15.05.2013, Ing. Leopoldo (Poldo) Martinelli (1932-2013)
Il 13 maggio 2013 si è spento improvvisamente l’ing. Leopoldo Martinelli, dopo che l’anno scorso aveva festeggiato in piena forma i suoi 80 anni. Sabato scorso aveva ancora fatto una passeggiata in montagna con la sua famiglia – oggi, assieme a un folto gruppo di parenti e amici, l’abbiamo accompagnato al cimitero.
Poldo Martinelli ha passato la sua gioventù tra Lugano e Milano e si è laureato in ingegneria civile al Politecnico di Zurigo. Dopo gli studi ha cominciato a lavorare nei grandi cantieri per gli impianti idroelettrici in Svizzera ed è entrato a far parte della allora CSC Costruzioni Stradali e Civili SA. Si è fatto una grande esperienza e un ottima reputazione nel campo delle dighe fino diventare il direttore di cantiere della diga di Emosson in Vallese.
Terminati i lavori in Vallese, nel 1974 è stato chiamato alla direzione della CSC a Lugano, ditta alla quale è rimasto fedele fin oltre il pensionamento; prima come direttore, poi come amministratore delegato e per finire come consulente.
L’ing. Martinelli viene ricordato da tutti quanti che hanno avuto la fortuna di conoscerlo e di lavorare con lui come un uomo di assoluta correttezza, di spiccata intelligenza e professionalità e con una grande dose di buon senso. Persona semplice e modesta, godeva di grande stima e rispetto da parte dei suoi collaboratori, ma anche da parte delle imprese concorrenti, dei committenti e dei progettisti. Per lui non contava l’apparenza, importante erano i contenuti ed i fatti.

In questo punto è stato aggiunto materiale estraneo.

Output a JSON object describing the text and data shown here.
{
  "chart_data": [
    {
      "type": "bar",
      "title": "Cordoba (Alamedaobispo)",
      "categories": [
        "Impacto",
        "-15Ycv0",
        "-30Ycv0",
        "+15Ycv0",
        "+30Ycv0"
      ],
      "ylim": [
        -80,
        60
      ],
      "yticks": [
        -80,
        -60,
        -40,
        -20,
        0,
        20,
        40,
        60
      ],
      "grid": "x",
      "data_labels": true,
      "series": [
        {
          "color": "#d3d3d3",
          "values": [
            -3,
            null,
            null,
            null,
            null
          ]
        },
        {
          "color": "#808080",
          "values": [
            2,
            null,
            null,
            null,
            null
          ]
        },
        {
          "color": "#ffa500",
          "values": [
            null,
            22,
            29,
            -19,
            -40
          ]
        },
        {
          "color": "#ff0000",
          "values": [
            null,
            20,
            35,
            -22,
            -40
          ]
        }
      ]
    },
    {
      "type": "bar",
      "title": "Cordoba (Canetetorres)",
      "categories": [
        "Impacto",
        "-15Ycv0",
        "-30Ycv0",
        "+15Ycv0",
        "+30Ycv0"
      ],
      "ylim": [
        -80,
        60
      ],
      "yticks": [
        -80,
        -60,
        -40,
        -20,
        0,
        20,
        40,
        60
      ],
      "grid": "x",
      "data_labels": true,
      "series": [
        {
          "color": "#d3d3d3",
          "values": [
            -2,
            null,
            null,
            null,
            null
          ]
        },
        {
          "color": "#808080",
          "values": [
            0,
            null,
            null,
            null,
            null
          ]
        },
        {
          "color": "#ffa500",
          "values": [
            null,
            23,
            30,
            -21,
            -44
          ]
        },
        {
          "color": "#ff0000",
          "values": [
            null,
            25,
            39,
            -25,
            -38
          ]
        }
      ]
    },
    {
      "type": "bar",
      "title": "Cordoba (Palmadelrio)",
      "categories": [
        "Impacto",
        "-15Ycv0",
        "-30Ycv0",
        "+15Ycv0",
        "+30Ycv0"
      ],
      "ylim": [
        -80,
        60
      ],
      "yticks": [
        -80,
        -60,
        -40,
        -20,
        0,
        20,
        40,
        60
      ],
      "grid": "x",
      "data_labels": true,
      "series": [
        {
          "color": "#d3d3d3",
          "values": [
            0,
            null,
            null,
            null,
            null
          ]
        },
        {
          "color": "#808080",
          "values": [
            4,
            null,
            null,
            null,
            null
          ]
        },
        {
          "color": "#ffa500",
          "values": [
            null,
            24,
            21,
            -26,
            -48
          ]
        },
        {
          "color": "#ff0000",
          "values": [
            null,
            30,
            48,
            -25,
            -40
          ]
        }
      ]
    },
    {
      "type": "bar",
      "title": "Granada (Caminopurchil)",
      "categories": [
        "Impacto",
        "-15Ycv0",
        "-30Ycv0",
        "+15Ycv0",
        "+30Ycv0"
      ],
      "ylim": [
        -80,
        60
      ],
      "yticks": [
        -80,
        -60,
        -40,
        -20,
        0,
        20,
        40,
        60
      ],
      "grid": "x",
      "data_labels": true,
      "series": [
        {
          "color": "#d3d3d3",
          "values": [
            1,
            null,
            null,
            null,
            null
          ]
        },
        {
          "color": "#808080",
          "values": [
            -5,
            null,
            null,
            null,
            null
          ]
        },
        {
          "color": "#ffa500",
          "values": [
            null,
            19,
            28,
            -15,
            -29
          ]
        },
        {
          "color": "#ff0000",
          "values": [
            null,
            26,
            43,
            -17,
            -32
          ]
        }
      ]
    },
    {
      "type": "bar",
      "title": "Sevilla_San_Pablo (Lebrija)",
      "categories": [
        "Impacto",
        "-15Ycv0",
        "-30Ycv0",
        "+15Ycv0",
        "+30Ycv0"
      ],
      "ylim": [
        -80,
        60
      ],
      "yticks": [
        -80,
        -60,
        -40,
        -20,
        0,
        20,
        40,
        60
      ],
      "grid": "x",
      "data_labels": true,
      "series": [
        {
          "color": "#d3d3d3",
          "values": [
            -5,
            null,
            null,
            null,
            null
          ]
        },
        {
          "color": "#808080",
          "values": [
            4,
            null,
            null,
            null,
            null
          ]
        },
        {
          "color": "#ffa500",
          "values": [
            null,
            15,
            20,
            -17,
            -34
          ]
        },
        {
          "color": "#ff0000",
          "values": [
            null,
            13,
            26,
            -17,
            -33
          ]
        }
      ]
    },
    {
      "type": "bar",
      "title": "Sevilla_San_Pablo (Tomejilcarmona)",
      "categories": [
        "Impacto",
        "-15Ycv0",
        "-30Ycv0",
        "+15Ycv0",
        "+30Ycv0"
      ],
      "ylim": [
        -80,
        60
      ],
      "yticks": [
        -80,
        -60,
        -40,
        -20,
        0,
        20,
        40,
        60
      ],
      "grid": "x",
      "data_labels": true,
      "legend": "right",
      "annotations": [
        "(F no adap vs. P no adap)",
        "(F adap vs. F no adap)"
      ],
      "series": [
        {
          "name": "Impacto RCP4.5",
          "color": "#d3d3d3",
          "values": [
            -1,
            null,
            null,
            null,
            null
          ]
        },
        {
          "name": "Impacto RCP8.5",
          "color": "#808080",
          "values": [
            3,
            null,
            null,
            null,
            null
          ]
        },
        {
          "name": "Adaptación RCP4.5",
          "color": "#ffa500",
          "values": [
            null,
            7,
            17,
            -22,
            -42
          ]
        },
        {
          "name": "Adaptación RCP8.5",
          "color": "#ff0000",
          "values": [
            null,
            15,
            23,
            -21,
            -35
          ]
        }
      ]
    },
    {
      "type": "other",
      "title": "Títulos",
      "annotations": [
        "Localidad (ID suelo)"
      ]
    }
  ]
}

Con queste sue doti e con la sua capacità di comunicare con la gente ha guidato in modo semplice ma efficace consorzi fra le più note imprese svizzere ed estere ed è riuscito a portare a buon fine grandi e difficili cantieri come, tra gli altri, la galleria Mappo Morettina, l’impianto Cleuson-Dixence (lotto A/B) oppure i lavori di sondaggio della Piora a Polmengo. Era l’uomo che analizzava situazioni tecniche e contrattuali complesse trovando soluzioni ragionevoli ed eque per tutte le parti.
Aveva una grande passione per la montagna: in estate sui sentieri e d’inverno sugli sci, Poldo esplorava con il suo passo tranquillo ma costante innumerevoli vallate e cime dell’arco alpino. Un’altra sua passione era l’HCAP, la squadra di hockey Leventinese che lo entusiasmava insieme alle migliaia di tifosi provenienti da tutta la Svizzera. Poldo seguiva lo sport e se ne intendeva; a sentirlo raccontare con il suo brio e con la precisione della sua memoria di una partita memorabile di calcio o di una gara di ciclismo del passato, era sempre divertente e appassionante.
La Direzione e tutti i collaboratori della CSC Impresa Costruzioni SA lo ricorderanno con grande stima e gratitudine e porgono ai familiari sincere condoglianze.